Para el escritor, en lo general las aguas en la obra de la creadora son tranquilas, hay curso, pero domina el detenimiento. No así en Acequia, que le evoca pentagramas y lo remite a la complejidad de los cursos sonoros. Ante sus cuadros pueden recordarse, «con el oído atento, las formas del agua y del paso del viento que persiguió Debussy en tantas piezas».
«Una antigua parábola china pregunta cómo es posible que una persona cabal logre nadar bajo el agua sin ahogarse, y ofrece esta respuesta: no es gracias al saber, ni a la habilidad, ni a la determinación, ni a la valentía, sino a que la persona cabal sabe conservar su soplo vital. A lo largo de su trayectoria, Claudia Gallegos ha sabido conservar su soplo y ser leal al curso de las aguas», concluye Jaime Moreno.
Por su parte, el pintor Manuel Marín refiere en Ser de agua que el reflejo no le pertenece al agua sino a la imagen. «Por ello Claudia Gallegos atrapa la imagen del agua para poder representar su reflejo e indagar en la mirada. Las cosas son sin saber que son; de ellas apreciamos sólo la apariencia. De esta manera la pintura de Gallegos se ha propuesto separar la apariencia del objeto y cosificarla. Esta serie recorrerá varias rutas. Mas todas ellas sustentan la separación de la apariencia y el objeto arguyendo su presencia: ellos están ahí, pero ¿son ellos? El reflejo permite la pregunta; la serie, las respuestas».
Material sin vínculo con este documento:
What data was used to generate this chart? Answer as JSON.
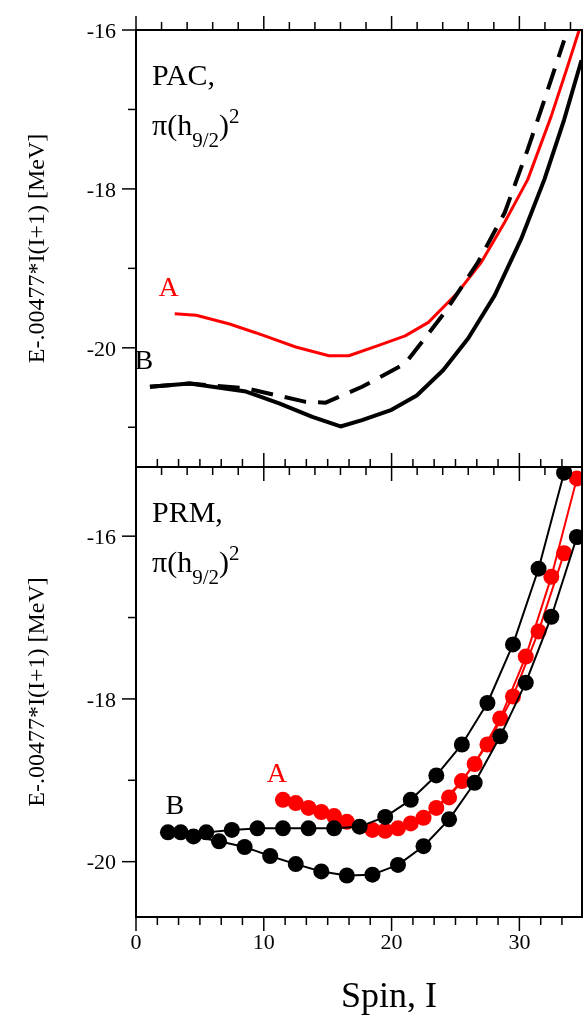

La pintora nacida en el Distrito Federal desarrolló el trabajo reunido en este libro a partir de su interés por los espejos de agua que le permiten un acercamiento a la materia, la cual muestra sólo parcialmente su profundidad, transparencia o color propio, y representa a su vez una visión introspectiva, igualmente importante para ella. Ser de agua está dividido en cuatro apartados: «Ofelia», «Narciso», «Ulises y «El aleph».
Claudia Gallegos estudió Artes Visuales en la Escuela Nacional de Artes Plásticas, y desde 1993 labora como docente en la misma. Ha recibido diversas distinciones como becas y residencias de producción, y estímulos a la difusión cultural por parte del Conaculta, la UNAM y la Secretaría de Cultura de la Ciudad de México. También ha hecho residencias de producción en el extranjero y recientemente ingresó al Sistema Nacional de Creadores de Arte del FONCA. Suma en su trayectoria 14 exposiciones individuales y participaciones en alrededor de 70 colectivas.
Ser de agua será presentado el miércoles 12 de septiembre a las 19:00 horas, en la Casa del Virrey de Mendoza (Juárez 15, Centro de Tlalpan), con los comentarios de Ilse Gradwohl, Santiago Espinoza de los Monteros y la autora.